The 12 soccer renegades in the Super League (AC Milan, Arsenal, Atletico Madrid, Chelsea, Barcelona, Inter Milan, Juventus, Liverpool, Manchester City, Manchester United, Real Madrid and Tottenham Hotspur) weren’t leaving their domestic leagues either – they were just creating a closed, big-money extravaganza outside of their regular season fixtures and other annual events. That’s what enraged supporters.
This NFL Super League would be (theoretically) doing the same thing. So when news broke about a norm-busting soccer series involving iconic clubs, I wondered how such an earth-shattering decision would be received by pro football fans. I assume that – unlike sports enthusiasts in Europe – Americans would be wildly excited about a gridiron super league, with TV ratings rivaling those of traditional playoffs. Sure, fans of the franchises left out would bitch and moan, but they’d be bitching and moaning while watching. And the reason they’d be watching (me included) is because those of us in the United States are conditioned to accept the franchise model.
According to Market Watch, the NFL is the most profitable sports league on the planet, raking in $13 billion annually. And teams don’t belong to a city or the citizens of a city (Green Bay being the notable exception). You might live in Atlanta and identify with the Falcons, but make no mistake – they belong to Arthur Blank, not you.
NFL owners will do what they want with little regard to the fan base, whether that’s threatening to move to another city unless they get a palatial new stadium or actually using moving vans and doing so in the middle of the night. That’s why, for example, the Baltimore Colts are now the Indianapolis Colts and Oakland Raiders are the Las Vegas Raiders. A team might have a rabid, loyal fan base, but if an owner sees a better deal elsewhere he or she will pursue it. That’s how the world of the NFL turns and it has long since been accepted by those of us who follow tackle football.
It’s not, however, how European association football fans view their clubs because for them there is a real sense of ownership – sometimes literally. The leaders of the potential Super League clubs tried to tear a page from their peers across the pond, but underestimated how deeply ingrained these teams are to the culture and fabric of their cities and citizens. Roots run deep, and traditions span generations.

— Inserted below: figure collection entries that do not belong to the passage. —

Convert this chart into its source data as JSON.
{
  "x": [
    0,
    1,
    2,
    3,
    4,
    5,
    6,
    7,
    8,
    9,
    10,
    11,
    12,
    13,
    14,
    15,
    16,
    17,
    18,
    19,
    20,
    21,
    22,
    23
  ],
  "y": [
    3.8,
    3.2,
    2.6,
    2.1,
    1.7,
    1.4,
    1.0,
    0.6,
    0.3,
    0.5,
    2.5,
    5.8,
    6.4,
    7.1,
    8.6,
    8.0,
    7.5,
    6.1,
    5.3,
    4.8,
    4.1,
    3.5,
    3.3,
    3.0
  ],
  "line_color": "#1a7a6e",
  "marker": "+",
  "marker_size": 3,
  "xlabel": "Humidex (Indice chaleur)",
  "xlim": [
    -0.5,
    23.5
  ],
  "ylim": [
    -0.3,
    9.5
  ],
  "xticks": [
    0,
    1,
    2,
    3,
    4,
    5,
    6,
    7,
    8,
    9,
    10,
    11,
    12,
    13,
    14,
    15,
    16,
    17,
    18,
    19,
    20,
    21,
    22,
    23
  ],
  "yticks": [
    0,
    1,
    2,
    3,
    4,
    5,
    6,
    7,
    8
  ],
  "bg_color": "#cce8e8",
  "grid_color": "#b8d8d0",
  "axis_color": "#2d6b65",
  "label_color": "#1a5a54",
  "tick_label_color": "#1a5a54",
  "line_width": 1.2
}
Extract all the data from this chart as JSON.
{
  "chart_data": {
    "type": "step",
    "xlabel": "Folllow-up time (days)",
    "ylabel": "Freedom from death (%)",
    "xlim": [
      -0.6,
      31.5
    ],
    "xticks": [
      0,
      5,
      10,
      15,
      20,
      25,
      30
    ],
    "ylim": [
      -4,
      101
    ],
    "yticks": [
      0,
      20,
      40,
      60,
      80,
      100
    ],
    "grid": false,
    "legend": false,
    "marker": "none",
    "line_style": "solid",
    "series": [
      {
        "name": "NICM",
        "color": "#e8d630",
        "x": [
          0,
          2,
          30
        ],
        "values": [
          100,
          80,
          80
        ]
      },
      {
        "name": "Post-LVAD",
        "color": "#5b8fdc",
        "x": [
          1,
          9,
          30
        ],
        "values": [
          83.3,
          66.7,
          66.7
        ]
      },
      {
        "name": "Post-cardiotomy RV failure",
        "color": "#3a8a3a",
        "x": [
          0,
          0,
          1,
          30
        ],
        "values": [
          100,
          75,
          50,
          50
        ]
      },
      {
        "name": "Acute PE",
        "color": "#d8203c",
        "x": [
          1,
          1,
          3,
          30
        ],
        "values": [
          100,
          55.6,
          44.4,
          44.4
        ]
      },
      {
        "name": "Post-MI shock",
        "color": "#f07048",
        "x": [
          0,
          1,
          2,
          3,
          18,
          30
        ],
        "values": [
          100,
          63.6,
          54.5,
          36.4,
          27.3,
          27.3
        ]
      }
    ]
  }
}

The beauty of global soccer is that any club – regardless of how far down the pyramid – has a path to reach the summit of the sport. Because results are the most important criteria, the smallest club can win its way to the top tier of soccer, raising the hopes and spirits of its community along the way. It’s a massive party, and everyone’s invited.
In the NFL, however, that’s not the case. We pay money to watch the franchises play, but those franchises are playing for the NFL, not us. It controls the dance and the dancers – and we’re perfectly happy to be wallflowers.